Rather than make a list of things I am thankful for, which would be a long list both personally and professionally, I want to write just a little bit about the practice of thanksgiving. Now, if we were making a list, those things would provide some of the basis for being thankful. The practice of thanksgiving really shouldn’t be dependent on tangible things, though. Can we be thankful even if the stock market doesn’t have a banner year, our team doesn’t win a championship, our kid doesn’t get straight “A’s,” and we don’t get the promotion we sought? I hope so.


I’m sure you have heard someone recommend living with an “attitude of gratitude.” This is something I really try to do because I am truly thankful for the people and opportunities in my life. However, I encourage you to consider whether positive events and relationships lead to gratitude or if living with gratitude leads to positive events and relationships. I know I am not asking a totally original question here. People have asked, “Which came first, the chicken or the egg?” type questions for ages. My experience tells me that people find what they are looking for, and the lens through which they view the world limits or expands what people see.


For example, it is a choice whether we fixate on an annoying trait of someone’s or whether we recognize his or her strengths. Like everyone, I am sometimes guilty of focusing on the negative. A person with an attitude of gratitude is much more likely to be positive and have a solution focus.
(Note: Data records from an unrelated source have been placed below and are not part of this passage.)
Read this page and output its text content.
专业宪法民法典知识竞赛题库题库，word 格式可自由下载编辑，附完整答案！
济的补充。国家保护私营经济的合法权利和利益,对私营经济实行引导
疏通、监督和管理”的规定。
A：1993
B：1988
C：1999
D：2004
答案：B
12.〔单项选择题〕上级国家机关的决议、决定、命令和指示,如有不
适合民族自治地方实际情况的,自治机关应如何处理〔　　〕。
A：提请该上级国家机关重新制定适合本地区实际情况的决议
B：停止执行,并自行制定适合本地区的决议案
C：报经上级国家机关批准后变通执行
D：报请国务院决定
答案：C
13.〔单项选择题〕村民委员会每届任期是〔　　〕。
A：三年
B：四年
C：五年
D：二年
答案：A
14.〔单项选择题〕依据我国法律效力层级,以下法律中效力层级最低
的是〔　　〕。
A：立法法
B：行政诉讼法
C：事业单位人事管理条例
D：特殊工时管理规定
It really is impossible to be thankful and bitter simultaneously. John Maxwell would say that someone with an attitude of gratitude and positive outlook has an “abundance mentality” rather than a “scarcity mentality.” What better word is there for thanksgiving than abundance? Remember those overflowing cornucopias we used to color in elementary school? That’s abundance.


In our busy lives today we don’t always stop and reflect as often as we should. We don’t stop for thanksgiving and check our attitude before we make a negative social media post or send a surly email. However, if we consistently strive to practice thanksgiving, we can change the lens through which we see and experience the world, and we can become more centered around gratitude.


I want to wish everyone a very happy Thanksgiving in a couple of weeks and, more importantly, wish everyone success in practicing thanksgiving each day!